I played Sam Cooke for you,
but you didn’t look over once.
I wanted to dance. I wanted a scotch.
I wanted you to take your hand off of her.
There is a real challenge in writing poems from the point – of – view of these objects, but on each page of this book, Beasley finds a way to present us with both the newfound perspective of the object alongside the deeply felt pathos or joy of the narrator.
In later passages of “You Were You,” the reader gets a sense of how marvelous it would be to become the jukebox: It glitters and shines and offers up the best of R&B, pop, and soul. And yet, we know that all the jukebox longs for is the partner across the room, seducing another woman.
What makes this collection work so well is not simply the new slant that Beasley gives to the world of experience. She also has a true feel for the sensual details, which makes the universes that these poems conjure as much of a joy to feel as they are to imagine. A particular favorite poem might be “I Don’t Fear Death,” in which Beasley pictures “field after field / of sorghum crisp to my touch.” Later, she describes the clouds, which are “yellow, smelling of / fireworks and salt.”

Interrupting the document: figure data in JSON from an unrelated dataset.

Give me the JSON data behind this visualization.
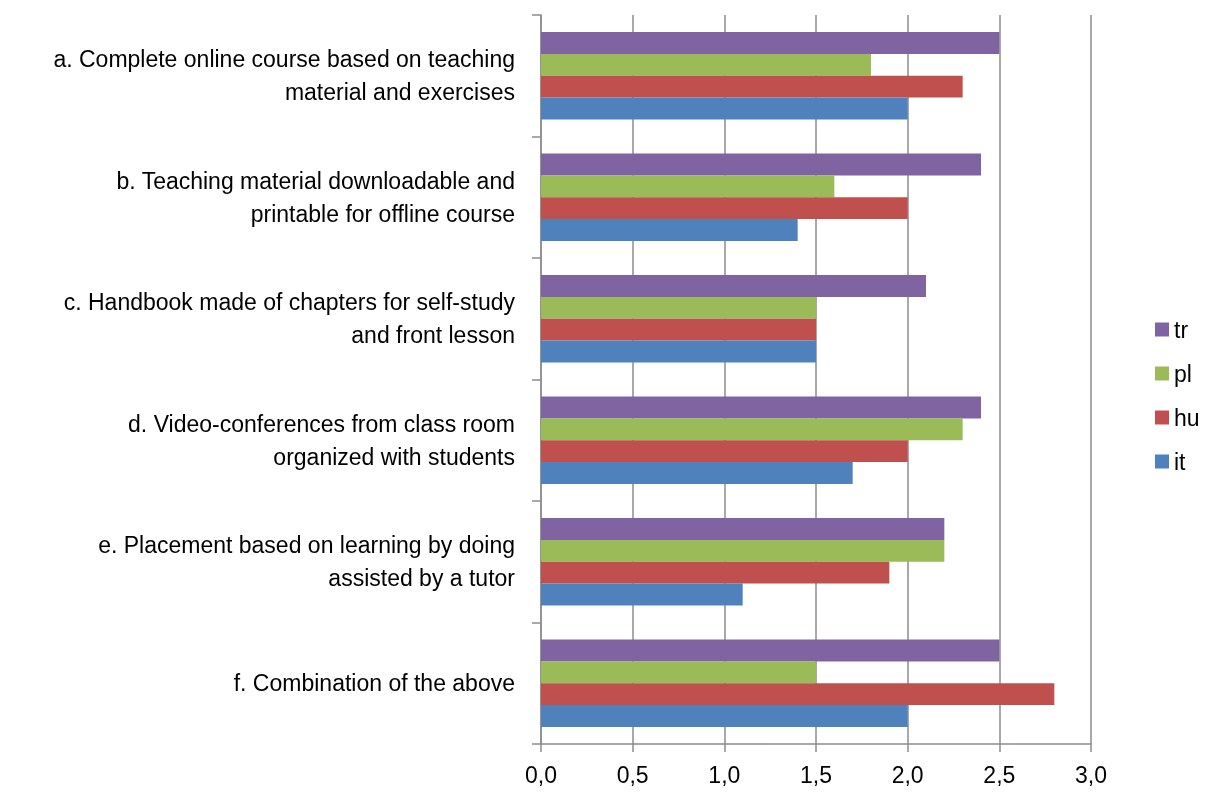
{
  "chart_data": {
    "type": "bar",
    "orientation": "horizontal",
    "categories": [
      "a. Complete online course based on teaching\nmaterial and exercises",
      "b. Teaching material downloadable and\nprintable for offline course",
      "c. Handbook made of chapters for self-study\nand front lesson",
      "d. Video-conferences from class room\norganized with students",
      "e. Placement based on learning by doing\nassisted by a tutor",
      "f. Combination of the above"
    ],
    "series": [
      {
        "name": "tr",
        "color": "#8064a2",
        "values": [
          2.5,
          2.4,
          2.1,
          2.4,
          2.2,
          2.5
        ]
      },
      {
        "name": "pl",
        "color": "#9bbb59",
        "values": [
          1.8,
          1.6,
          1.5,
          2.3,
          2.2,
          1.5
        ]
      },
      {
        "name": "hu",
        "color": "#c0504d",
        "values": [
          2.3,
          2.0,
          1.5,
          2.0,
          1.9,
          2.8
        ]
      },
      {
        "name": "it",
        "color": "#4f81bd",
        "values": [
          2.0,
          1.4,
          1.5,
          1.7,
          1.1,
          2.0
        ]
      }
    ],
    "xlim": [
      0,
      3
    ],
    "xticks": [
      {
        "value": 0,
        "label": "0,0"
      },
      {
        "value": 0.5,
        "label": "0,5"
      },
      {
        "value": 1,
        "label": "1,0"
      },
      {
        "value": 1.5,
        "label": "1,5"
      },
      {
        "value": 2,
        "label": "2,0"
      },
      {
        "value": 2.5,
        "label": "2,5"
      },
      {
        "value": 3,
        "label": "3,0"
      }
    ],
    "grid": "x",
    "legend": "right"
  }
}
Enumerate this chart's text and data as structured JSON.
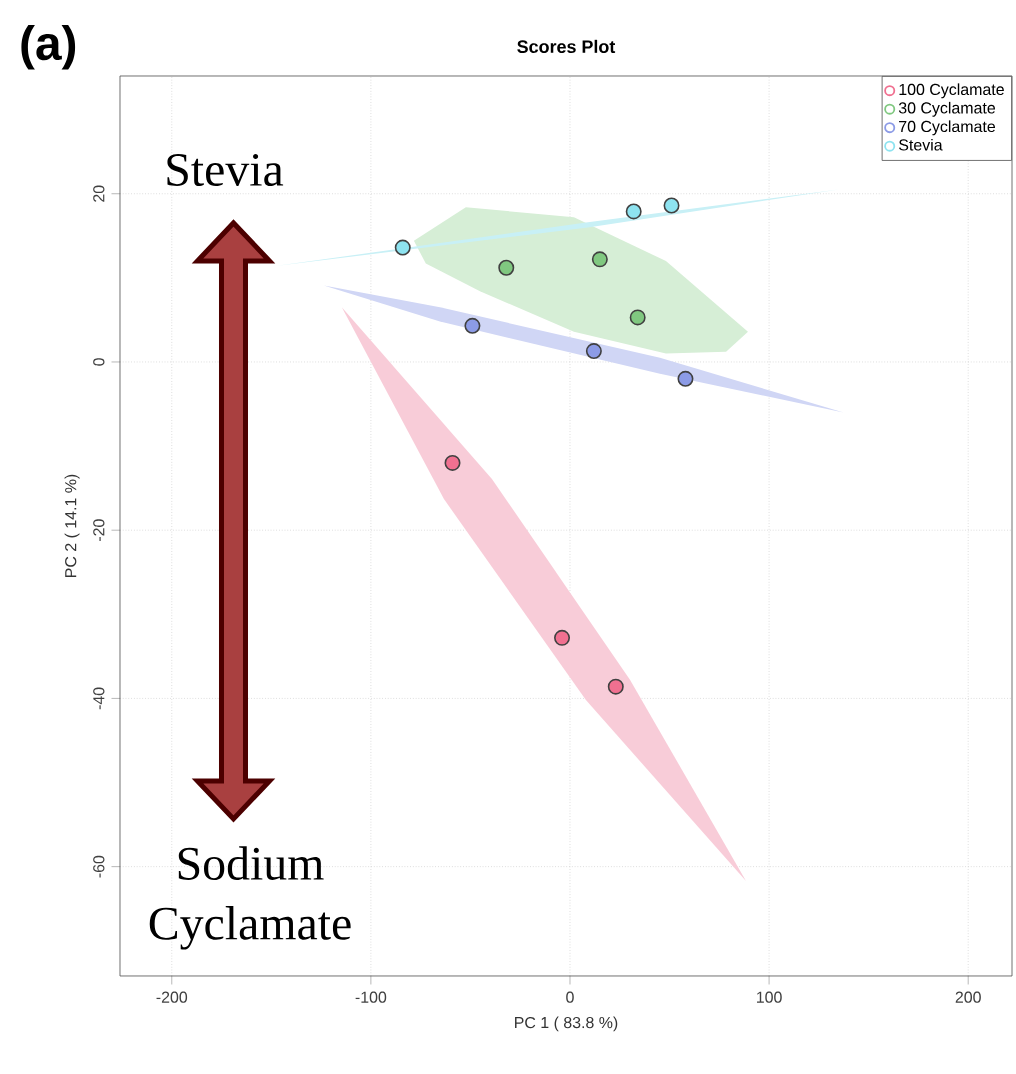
{
  "chart_data": {
    "type": "scatter",
    "title": "Scores Plot",
    "xlabel": "PC 1 ( 83.8 %)",
    "ylabel": "PC 2 ( 14.1 %)",
    "xlim": [
      -226,
      222
    ],
    "ylim": [
      -73,
      34
    ],
    "xticks": [
      -200,
      -100,
      0,
      100,
      200
    ],
    "yticks": [
      -60,
      -40,
      -20,
      0,
      20
    ],
    "grid": true,
    "legend": "top right",
    "marker": "circle",
    "annotations": [
      "(a)",
      "Stevia",
      "Sodium Cyclamate"
    ],
    "series": [
      {
        "type": "area",
        "marker": "none",
        "color": "#f8ccd8",
        "x": [
          -114.6,
          -39.2,
          30.2,
          88.4,
          8.0,
          -63.3
        ],
        "values": [
          6.5,
          -13.9,
          -37.8,
          -61.7,
          -40.2,
          -16.3
        ]
      },
      {
        "type": "area",
        "marker": "none",
        "color": "#d6eed6",
        "x": [
          -78.4,
          -52.3,
          2.0,
          48.2,
          89.4,
          78.4,
          48.2,
          2.0,
          -45.2,
          -72.4
        ],
        "values": [
          14.4,
          18.4,
          17.2,
          12.0,
          3.6,
          1.2,
          1.0,
          3.6,
          8.4,
          11.7
        ]
      },
      {
        "type": "area",
        "marker": "none",
        "color": "#d0d6f5",
        "x": [
          -123.6,
          -65.3,
          45.2,
          137.4,
          45.2,
          -65.3
        ],
        "values": [
          9.1,
          6.5,
          0.5,
          -6.0,
          -1.4,
          4.8
        ]
      },
      {
        "type": "area",
        "marker": "none",
        "color": "#c8f0f6",
        "x": [
          -148.0,
          9.0,
          135.0,
          9.0
        ],
        "values": [
          11.4,
          16.6,
          20.5,
          16.0
        ]
      },
      {
        "name": "100 Cyclamate",
        "color": "#f07090",
        "x": [
          -59,
          -4,
          23
        ],
        "values": [
          -12.0,
          -32.8,
          -38.6
        ]
      },
      {
        "name": "30 Cyclamate",
        "color": "#80c880",
        "x": [
          -32,
          15,
          34
        ],
        "values": [
          11.2,
          12.2,
          5.3
        ]
      },
      {
        "name": "70 Cyclamate",
        "color": "#8c9be6",
        "x": [
          -49,
          12,
          58
        ],
        "values": [
          4.3,
          1.3,
          -2.0
        ]
      },
      {
        "name": "Stevia",
        "color": "#8ee3f0",
        "x": [
          -84,
          32,
          51
        ],
        "values": [
          13.6,
          17.9,
          18.6
        ]
      }
    ]
  }
}
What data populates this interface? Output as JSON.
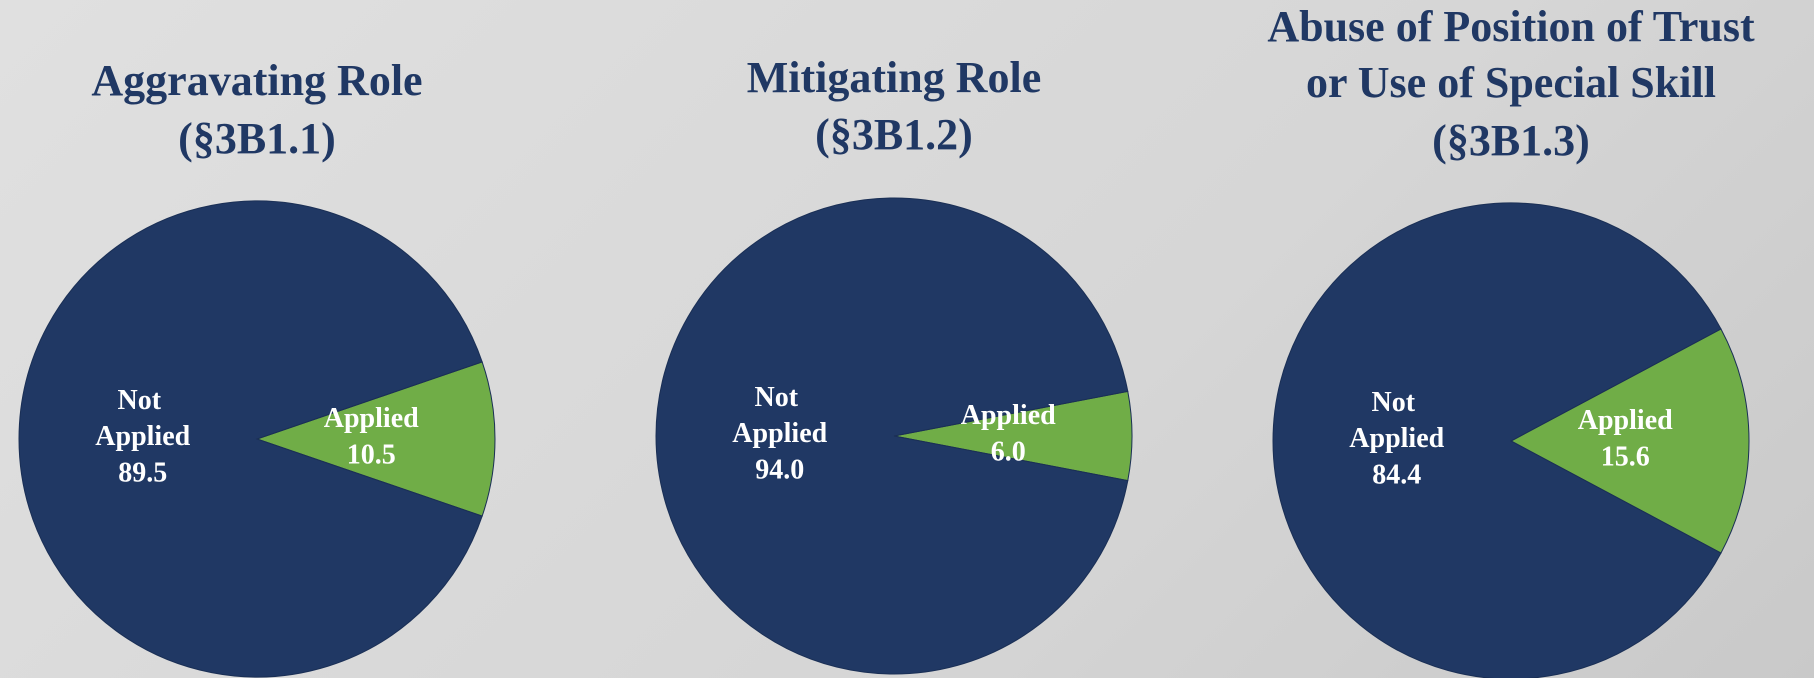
{
  "chart_data": [
    {
      "type": "pie",
      "title": [
        "Aggravating Role",
        "(§3B1.1)"
      ],
      "categories": [
        "Not Applied",
        "Applied"
      ],
      "values": [
        89.5,
        10.5
      ],
      "value_labels": [
        "89.5",
        "10.5"
      ],
      "colors": [
        "#203864",
        "#70ad47"
      ]
    },
    {
      "type": "pie",
      "title": [
        "Mitigating Role",
        "(§3B1.2)"
      ],
      "categories": [
        "Not Applied",
        "Applied"
      ],
      "values": [
        94.0,
        6.0
      ],
      "value_labels": [
        "94.0",
        "6.0"
      ],
      "colors": [
        "#203864",
        "#70ad47"
      ]
    },
    {
      "type": "pie",
      "title": [
        "Abuse of Position of Trust",
        "or Use of Special Skill",
        "(§3B1.3)"
      ],
      "categories": [
        "Not Applied",
        "Applied"
      ],
      "values": [
        84.4,
        15.6
      ],
      "value_labels": [
        "84.4",
        "15.6"
      ],
      "colors": [
        "#203864",
        "#70ad47"
      ]
    }
  ]
}
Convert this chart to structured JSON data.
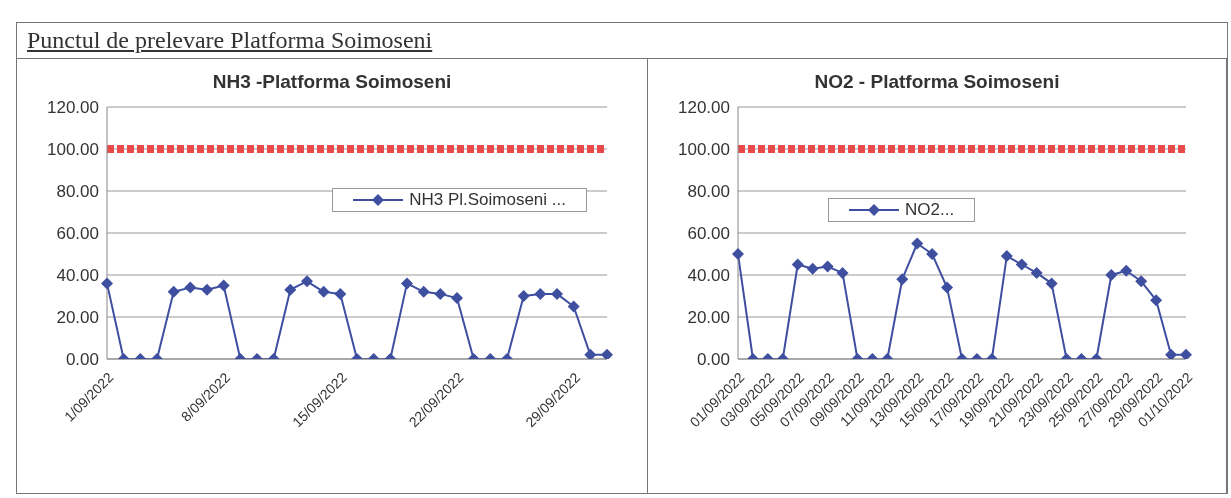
{
  "chart_data": [
    {
      "type": "other",
      "title": "Punctul de prelevare Platforma Soimoseni"
    },
    {
      "type": "line",
      "title": "NH3 -Platforma Soimoseni",
      "categories": [
        "1/09/2022",
        null,
        null,
        null,
        null,
        null,
        null,
        "8/09/2022",
        null,
        null,
        null,
        null,
        null,
        null,
        "15/09/2022",
        null,
        null,
        null,
        null,
        null,
        null,
        "22/09/2022",
        null,
        null,
        null,
        null,
        null,
        null,
        "29/09/2022",
        null,
        null
      ],
      "series": [
        {
          "name": "NH3 Pl.Soimoseni ...",
          "color": "#3f4fa0",
          "values": [
            36,
            0,
            0,
            0,
            32,
            34,
            33,
            35,
            0,
            0,
            0,
            33,
            37,
            32,
            31,
            0,
            0,
            0,
            36,
            32,
            31,
            29,
            0,
            0,
            0,
            30,
            31,
            31,
            25,
            2,
            2
          ]
        }
      ],
      "ylim": [
        0,
        120
      ],
      "yticks": [
        {
          "value": 0,
          "label": "0.00"
        },
        {
          "value": 20,
          "label": "20.00"
        },
        {
          "value": 40,
          "label": "40.00"
        },
        {
          "value": 60,
          "label": "60.00"
        },
        {
          "value": 80,
          "label": "80.00"
        },
        {
          "value": 100,
          "label": "100.00"
        },
        {
          "value": 120,
          "label": "120.00"
        }
      ],
      "ref_lines": [
        {
          "axis": "y",
          "value": 100,
          "color": "#e84a4a",
          "line_style": "dashed"
        }
      ],
      "grid": "y",
      "legend": "right",
      "marker": "diamond"
    },
    {
      "type": "line",
      "title": "NO2 - Platforma Soimoseni",
      "categories": [
        "01/09/2022",
        null,
        "03/09/2022",
        null,
        "05/09/2022",
        null,
        "07/09/2022",
        null,
        "09/09/2022",
        null,
        "11/09/2022",
        null,
        "13/09/2022",
        null,
        "15/09/2022",
        null,
        "17/09/2022",
        null,
        "19/09/2022",
        null,
        "21/09/2022",
        null,
        "23/09/2022",
        null,
        "25/09/2022",
        null,
        "27/09/2022",
        null,
        "29/09/2022",
        null,
        "01/10/2022"
      ],
      "series": [
        {
          "name": "NO2...",
          "color": "#3f4fa0",
          "values": [
            50,
            0,
            0,
            0,
            45,
            43,
            44,
            41,
            0,
            0,
            0,
            38,
            55,
            50,
            34,
            0,
            0,
            0,
            49,
            45,
            41,
            36,
            0,
            0,
            0,
            40,
            42,
            37,
            28,
            2,
            2
          ]
        }
      ],
      "ylim": [
        0,
        120
      ],
      "yticks": [
        {
          "value": 0,
          "label": "0.00"
        },
        {
          "value": 20,
          "label": "20.00"
        },
        {
          "value": 40,
          "label": "40.00"
        },
        {
          "value": 60,
          "label": "60.00"
        },
        {
          "value": 80,
          "label": "80.00"
        },
        {
          "value": 100,
          "label": "100.00"
        },
        {
          "value": 120,
          "label": "120.00"
        }
      ],
      "ref_lines": [
        {
          "axis": "y",
          "value": 100,
          "color": "#e84a4a",
          "line_style": "dashed"
        }
      ],
      "grid": "y",
      "legend": "top",
      "marker": "diamond"
    }
  ]
}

I can’t help but compare the Baldessari epigraph to Beasley’s first book, Theories of Falling, which was at times autobiographical, but still gave the sense that this poet would never be interested in simple narratives. Experience isn’t worth a thing if you can’t find a flame of desire in each of its moments, the book seemed to say. Here, in this second collection, Beasley takes brave new steps outside of her comfort zone, seeking new meanings, new juxtapositions, and new subject matter.
For some, the consistent disorientation of each newly voiced persona may lose some luster after awhile, but I say: Give it time. This is a smart book, and a well – crafted one. While the book may be challenging to read through in one sitting, these poems are worth many return trips.